Roasted Red vs Pale Green
Roasted Red (Dulux) and Pale Green (RAL Classic) come from different manufacturers. Roasted Red reads as pink-red, while Pale Green reads as green — two distinct hue families, not close cousins. The 17-point LRV gap — 31 for Pale Green vs 14 for Roasted Red — means Pale Green will open up a space more effectively. A ΔE of 55.9 puts these firmly in different territory — two distinct design choices rather than close alternatives. Below you'll find 2 real-room photo comparisons where both colors appear side by side, plus 5 simulated room previews.

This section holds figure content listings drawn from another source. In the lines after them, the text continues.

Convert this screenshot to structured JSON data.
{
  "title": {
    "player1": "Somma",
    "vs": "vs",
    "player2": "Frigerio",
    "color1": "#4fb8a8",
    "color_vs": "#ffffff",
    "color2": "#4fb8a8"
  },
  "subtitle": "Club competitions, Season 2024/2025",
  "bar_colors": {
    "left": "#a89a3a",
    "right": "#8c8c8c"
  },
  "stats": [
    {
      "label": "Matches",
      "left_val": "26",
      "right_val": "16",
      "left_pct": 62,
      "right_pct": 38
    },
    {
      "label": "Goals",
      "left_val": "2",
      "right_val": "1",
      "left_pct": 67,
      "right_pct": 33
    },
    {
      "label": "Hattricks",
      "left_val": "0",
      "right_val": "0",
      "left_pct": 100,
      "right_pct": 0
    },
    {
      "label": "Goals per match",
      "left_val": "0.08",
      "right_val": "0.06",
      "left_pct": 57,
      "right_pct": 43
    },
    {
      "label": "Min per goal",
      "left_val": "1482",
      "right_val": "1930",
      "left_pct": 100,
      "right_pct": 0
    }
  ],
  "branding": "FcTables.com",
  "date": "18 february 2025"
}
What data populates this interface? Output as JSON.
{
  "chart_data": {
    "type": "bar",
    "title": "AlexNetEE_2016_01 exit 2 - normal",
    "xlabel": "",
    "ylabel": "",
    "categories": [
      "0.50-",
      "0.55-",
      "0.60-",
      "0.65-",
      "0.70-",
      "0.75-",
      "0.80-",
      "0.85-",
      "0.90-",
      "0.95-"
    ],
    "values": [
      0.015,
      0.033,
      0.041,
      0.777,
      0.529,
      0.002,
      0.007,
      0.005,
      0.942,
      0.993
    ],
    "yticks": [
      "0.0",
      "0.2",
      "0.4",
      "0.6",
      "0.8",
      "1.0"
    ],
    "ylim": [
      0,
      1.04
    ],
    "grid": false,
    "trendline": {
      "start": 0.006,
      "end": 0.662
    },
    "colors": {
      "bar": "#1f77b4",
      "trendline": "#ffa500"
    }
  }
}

Roasted Red vs Pale Green in Real Spaces
2 real rooms side by side. Seeing Roasted Red and Pale Green in actual rooms makes the difference concrete; browse the spaces below to get a feel for how each color lives on a wall.
Living Room
A living room wall sees more varied light than almost any other surface in the house, which makes the choice between these two more nuanced than a chip suggests. Pale Green reflects noticeably more light off the walls, making the space read more open than Roasted Red.
Kitchen
Kitchens often have the harshest, most revealing light in the house — under-cabinet LEDs and overhead fixtures that strip away subtlety. Pale Green returns significantly more light to the room — in a smaller or darker space, that difference in perceived brightness is hard to miss.
Color Details
Roasted Red vs Pale Green Simulated Comparison
5 simulated room previews — drag the slider on each to see Roasted Red on one side and Pale Green on the other.
Digital color is approximate. These simulations are generated from the manufacturer's hex values and overlaid on grayscale room photos — your screen's calibration, brightness, and viewing angle all affect how they render. Before committing to either color, test physical samples in your own space under the light you actually live with.
More Roasted Red comparisons
See how Roasted Red stacks up against other well-photographed colors across different brands and tones.